Spending all our time in stack graph coloring.

<rdar://problem/88933599>

I found two bottlenecks: - The creation of the interference graph has cubic complexity with a large constant factor: there are n**2 edges, and adding a new edge can require shifting right the BitVector form of LikelyDenseUnsignedIntegerSet. It just so happens that this example not only has n**2 edges, but also requires this shift for almost every single one! - The actual call to assign() (in AirStackAllocation.cpp) is also responsible for a cubic blow-up, as for each stack slot (n of them) we try up to one possible offset per other stack slot (n of them), and test each possible offset against all other stack slots (n of them).

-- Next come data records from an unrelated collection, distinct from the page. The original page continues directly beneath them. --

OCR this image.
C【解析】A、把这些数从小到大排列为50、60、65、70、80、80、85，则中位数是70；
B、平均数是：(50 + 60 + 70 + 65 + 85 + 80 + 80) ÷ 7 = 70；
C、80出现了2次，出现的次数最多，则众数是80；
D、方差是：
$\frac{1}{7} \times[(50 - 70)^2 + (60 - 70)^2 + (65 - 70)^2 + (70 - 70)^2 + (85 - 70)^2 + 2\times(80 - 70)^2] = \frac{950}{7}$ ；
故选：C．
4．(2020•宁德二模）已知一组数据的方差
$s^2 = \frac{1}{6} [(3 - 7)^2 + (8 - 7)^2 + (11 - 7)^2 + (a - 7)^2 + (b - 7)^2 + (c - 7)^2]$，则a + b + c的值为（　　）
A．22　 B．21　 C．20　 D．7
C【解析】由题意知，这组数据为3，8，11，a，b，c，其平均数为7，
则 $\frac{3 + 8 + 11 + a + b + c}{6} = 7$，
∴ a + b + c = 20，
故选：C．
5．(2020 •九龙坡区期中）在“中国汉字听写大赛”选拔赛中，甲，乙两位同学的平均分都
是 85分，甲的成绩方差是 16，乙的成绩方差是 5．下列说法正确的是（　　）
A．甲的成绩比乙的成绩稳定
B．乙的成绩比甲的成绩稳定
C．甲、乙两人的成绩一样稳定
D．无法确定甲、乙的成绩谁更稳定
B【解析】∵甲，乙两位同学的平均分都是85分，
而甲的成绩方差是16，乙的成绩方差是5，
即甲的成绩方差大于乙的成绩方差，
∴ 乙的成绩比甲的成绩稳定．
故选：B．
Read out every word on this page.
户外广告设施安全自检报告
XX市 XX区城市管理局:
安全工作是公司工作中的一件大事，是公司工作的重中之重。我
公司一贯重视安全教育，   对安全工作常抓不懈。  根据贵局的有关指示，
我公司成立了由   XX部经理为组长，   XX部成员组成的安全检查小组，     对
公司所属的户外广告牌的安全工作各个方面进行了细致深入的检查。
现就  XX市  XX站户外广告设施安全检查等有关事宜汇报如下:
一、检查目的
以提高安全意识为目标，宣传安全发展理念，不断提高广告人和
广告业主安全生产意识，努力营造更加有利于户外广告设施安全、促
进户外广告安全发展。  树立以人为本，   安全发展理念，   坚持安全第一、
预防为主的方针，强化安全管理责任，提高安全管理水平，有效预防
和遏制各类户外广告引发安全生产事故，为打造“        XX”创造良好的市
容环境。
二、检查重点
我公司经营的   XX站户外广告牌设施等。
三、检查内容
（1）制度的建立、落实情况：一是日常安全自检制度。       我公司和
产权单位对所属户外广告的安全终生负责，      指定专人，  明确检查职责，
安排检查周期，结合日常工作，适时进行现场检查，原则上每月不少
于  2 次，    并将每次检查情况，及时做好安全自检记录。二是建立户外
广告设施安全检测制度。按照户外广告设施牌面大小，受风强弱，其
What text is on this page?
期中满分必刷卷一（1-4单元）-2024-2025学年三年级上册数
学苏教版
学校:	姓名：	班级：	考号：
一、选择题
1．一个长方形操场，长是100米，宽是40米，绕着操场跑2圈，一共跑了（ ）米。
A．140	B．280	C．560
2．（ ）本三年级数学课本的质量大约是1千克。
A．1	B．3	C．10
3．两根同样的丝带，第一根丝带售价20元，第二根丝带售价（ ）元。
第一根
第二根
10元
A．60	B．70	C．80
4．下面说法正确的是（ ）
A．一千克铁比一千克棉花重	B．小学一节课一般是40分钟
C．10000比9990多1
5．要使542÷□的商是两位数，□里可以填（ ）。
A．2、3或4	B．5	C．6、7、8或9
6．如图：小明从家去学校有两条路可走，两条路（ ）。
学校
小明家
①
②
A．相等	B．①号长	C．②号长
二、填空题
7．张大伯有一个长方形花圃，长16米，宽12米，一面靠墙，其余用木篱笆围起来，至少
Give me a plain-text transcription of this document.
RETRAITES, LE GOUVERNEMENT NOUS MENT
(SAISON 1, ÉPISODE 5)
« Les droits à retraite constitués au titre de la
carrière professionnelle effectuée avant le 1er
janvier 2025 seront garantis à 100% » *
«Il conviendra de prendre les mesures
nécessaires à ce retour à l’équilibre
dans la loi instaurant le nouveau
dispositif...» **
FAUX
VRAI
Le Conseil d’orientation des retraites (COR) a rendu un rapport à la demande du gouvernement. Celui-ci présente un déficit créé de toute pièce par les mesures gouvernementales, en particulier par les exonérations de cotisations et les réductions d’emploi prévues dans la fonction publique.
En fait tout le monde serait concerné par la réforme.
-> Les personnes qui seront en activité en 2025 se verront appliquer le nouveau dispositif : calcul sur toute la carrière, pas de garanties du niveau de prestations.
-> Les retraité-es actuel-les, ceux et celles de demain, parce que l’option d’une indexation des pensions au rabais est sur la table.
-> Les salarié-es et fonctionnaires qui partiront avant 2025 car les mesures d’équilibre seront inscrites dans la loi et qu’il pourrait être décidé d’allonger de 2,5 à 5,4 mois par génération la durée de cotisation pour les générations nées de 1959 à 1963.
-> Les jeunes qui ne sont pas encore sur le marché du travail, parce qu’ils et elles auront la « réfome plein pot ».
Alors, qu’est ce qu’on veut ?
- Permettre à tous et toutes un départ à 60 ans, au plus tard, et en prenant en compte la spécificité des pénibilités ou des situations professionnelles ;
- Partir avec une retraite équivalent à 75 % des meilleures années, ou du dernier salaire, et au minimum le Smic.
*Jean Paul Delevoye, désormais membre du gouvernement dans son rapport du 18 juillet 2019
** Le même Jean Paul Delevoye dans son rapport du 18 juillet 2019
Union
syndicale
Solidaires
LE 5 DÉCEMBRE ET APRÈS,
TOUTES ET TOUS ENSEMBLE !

The second bottleneck can be lessened to O(n**2 * log(n)) by sorting the stack slots by offset doing the tests smartly. The first bottleneck I can improve the constant factor by a lot by always rounding the offset of the bit vector to the next lowest multiple of 64. This means 64x fewer shifts, and the shifts can be much cheaper since they become mere memcpy. I intend to land these two changes in separate patches.

First patch: https://bugs.webkit.org/show_bug.cgi?id=236997

*** This bug has been marked as a duplicate of bug 236610 ***

Ignore the dupe -- this was completed as two checkins (see related bugs).